J’aime bien être là où on ne m’attend pas. L’univers du clip de Double Je était assez brut, celui de Jacques a dit plus soigné avec, à chaque fois, le souci de trouver des images qui collent au style de la chanson. Mais, quand un titre me parle, automatiquement, je visualise d’emblée l’univers qui y est assorti. Jeune, j’écoutais des musiques de films, beaucoup plus que des chanteurs ou chanteuses. C’est très important pour moi de lier le son à l’image. Et puis, j’aime bien l’idée qu’il faille toujours se renouveler pour ne pas se lasser facilement des choses.


Tu es en tournée mais on te retrouvera aussi en avril au cinéma avec les deux chansons que tu interprètes sur la bande originale de Disco ! Comment s’est passé cette collaboration ?
J’étais super flatté qu’on me le propose, surtout sur ce film-là. J’ai eu un véritable échange avec l’équipe. Cela a d’abord été une belle rencontre humaine et ensuite un beau travail sur deux chansons cultes de la période Disco que j’affectionne particulièrement.

Tu adhères à l’état d’esprit du Disco ?
Oui, au-delà de la musique, c’est ce qui me plaît le plus. Je suis très nostalgique d’une époque que je n’ai connue que par les documentaires et les récits de mes parents et de leurs amis. Ce n’est pas forcément une époque d’insouciance mais surtout c’est surtout une période d’optimisme par rapport au boum de ces années-là. Les gens se permettaient de rêver ce qui n’est plus le cas désormais car les médias nous renvoient une image de la société tellement pessimiste qu’il n’y a plus de rêve possible…

Pour tes fans ou ceux qui auraient manqué un concert, tu as prévu un DVD live ?
C’est une captation qui a été faite à la Cigale avec surtout un documentaire. J’ai été suivi tout au long de la tournée par une copine avec sa caméra. Elle me filmait 24h sur 24 et a même dormi dans ma chambre, donc on ne peut pas être plus intime ! Les gens vont être au coeur de la tournée avec le car, les couchettes, les conneries que l’on peut faire dans les loges... C’est mon In bed with Madonna à moi ! J’ai voulu restituer ce DVD avec toujours ce même souci d’authenticité…

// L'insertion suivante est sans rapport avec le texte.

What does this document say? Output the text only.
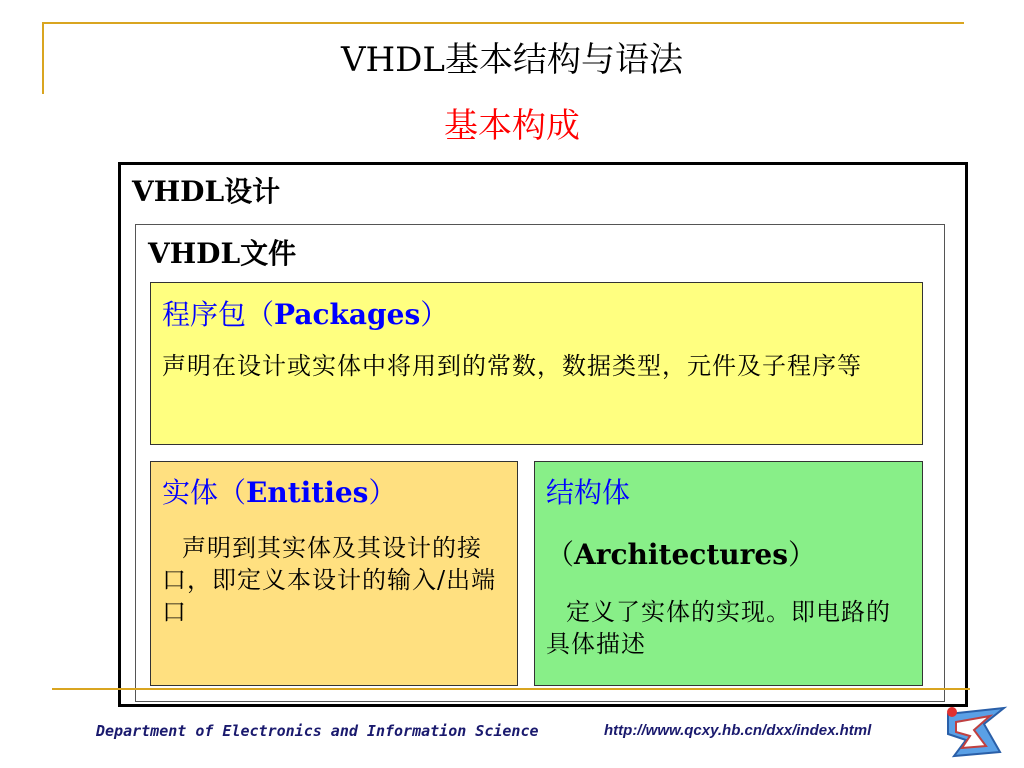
VHDL基本结构与语法
基本构成
VHDL设计
VHDL文件
程序包（Packages）
声明在设计或实体中将用到的常数，数据类型，元件及子程序等
实体（Entities）
声明到其实体及其设计的接口，即定义本设计的输入/出端口
结构体
（Architectures）
定义了实体的实现。即电路的具体描述
Department of Electronics and Information Science	http://www.qcxy.hb.cn/dxx/index.html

Tu as connu la consécration avec deux NRJ Music Awards et tu es nominé aux Victoires de la Musique... Est-ce que cela te perturbe un peu ?
Non ! Parce que j’essaye de vivre les choses le plus naturellement possible. J’essaye de ne pas trop me poser de questions et de profiter de la chance de faire tout cela en ce moment. Je suis spectateur de ce qui se passe. Je ne suis acteur que quand je suis sur scène !

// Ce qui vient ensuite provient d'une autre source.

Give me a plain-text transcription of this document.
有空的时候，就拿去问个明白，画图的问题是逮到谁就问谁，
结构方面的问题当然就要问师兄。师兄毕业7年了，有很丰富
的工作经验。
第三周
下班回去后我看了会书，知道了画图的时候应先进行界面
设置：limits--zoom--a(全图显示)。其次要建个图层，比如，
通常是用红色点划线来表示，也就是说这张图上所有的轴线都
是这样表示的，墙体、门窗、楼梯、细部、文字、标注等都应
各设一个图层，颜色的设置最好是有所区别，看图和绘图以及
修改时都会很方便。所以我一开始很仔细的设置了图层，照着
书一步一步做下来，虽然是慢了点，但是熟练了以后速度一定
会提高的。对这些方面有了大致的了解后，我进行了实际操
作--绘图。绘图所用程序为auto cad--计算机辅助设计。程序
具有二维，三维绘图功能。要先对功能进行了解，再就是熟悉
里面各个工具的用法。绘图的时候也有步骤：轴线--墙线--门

Sur scène, c’est le plaisir qui t’anime ?
Je suis un hyperactif. Je fais toujours mille trucs au même moment. Il n’y a que sur scène où je pense à une seule chose : être là ! Et, c’est orgasmique, c’est un endroit où tu es en fusion parfaite avec les gens. Tout est permis, c’est très particulier…

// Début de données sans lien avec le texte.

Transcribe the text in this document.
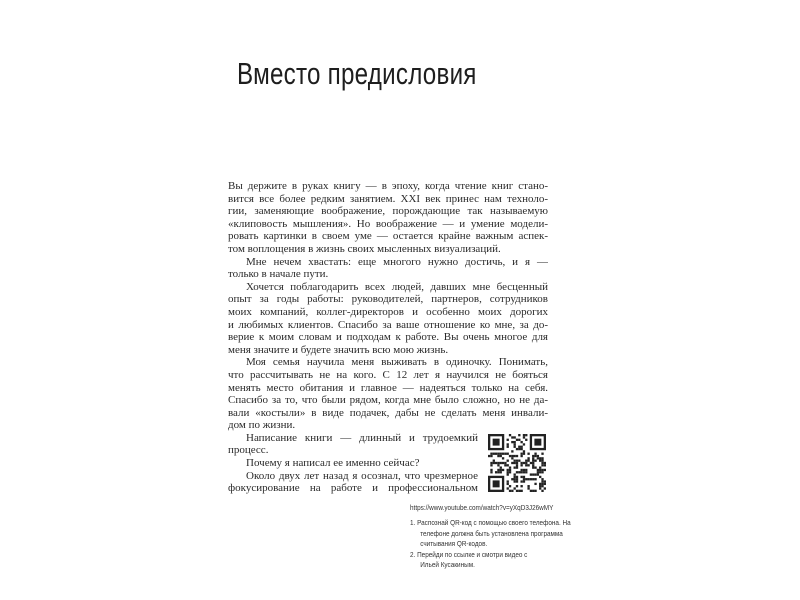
Вместо предисловия
Вы держите в руках книгу — в эпоху, когда чтение книг стано-
вится все более редким занятием. XXI век принес нам техноло-
гии, заменяющие воображение, порождающие так называемую
«клиповость мышления». Но воображение — и умение модели-
ровать картинки в своем уме — остается крайне важным аспек-
том воплощения в жизнь своих мысленных визуализаций.
Мне нечем хвастать: еще многого нужно достичь, и я —
только в начале пути.
Хочется поблагодарить всех людей, давших мне бесценный
опыт за годы работы: руководителей, партнеров, сотрудников
моих компаний, коллег-директоров и особенно моих дорогих
и любимых клиентов. Спасибо за ваше отношение ко мне, за до-
верие к моим словам и подходам к работе. Вы очень многое для
меня значите и будете значить всю мою жизнь.
Моя семья научила меня выживать в одиночку. Понимать,
что рассчитывать не на кого. С 12 лет я научился не бояться
менять место обитания и главное — надеяться только на себя.
Спасибо за то, что были рядом, когда мне было сложно, но не да-
вали «костыли» в виде подачек, дабы не сделать меня инвали-
дом по жизни.
Написание книги — длинный и трудоемкий
процесс.
Почему я написал ее именно сейчас?
Около двух лет назад я осознал, что чрезмерное
фокусирование на работе и профессиональном
https://www.youtube.com/watch?v=yXqD3J26wMY
1. Распознай QR-код с помощью своего телефона. На телефоне должна быть установлена программа считывания QR-кодов.
2. Перейди по ссылке и смотри видео с Ильей Кусакиным.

En résumé Christophe, tu es heureux ?
Très heureux. J’ai toujours peur que ce bonheur parte trop vite car c’est tellement bon. Je crois vraiment au cercle, le vicieux comme le vertueux. Quand tu partages une bonne émotion ou une bonne sensation, cela fait boule de neige et la personne va l’emmener à quelqu’un d’autre et ainsi de suite... Cela parait un peu simple, mais j’y crois.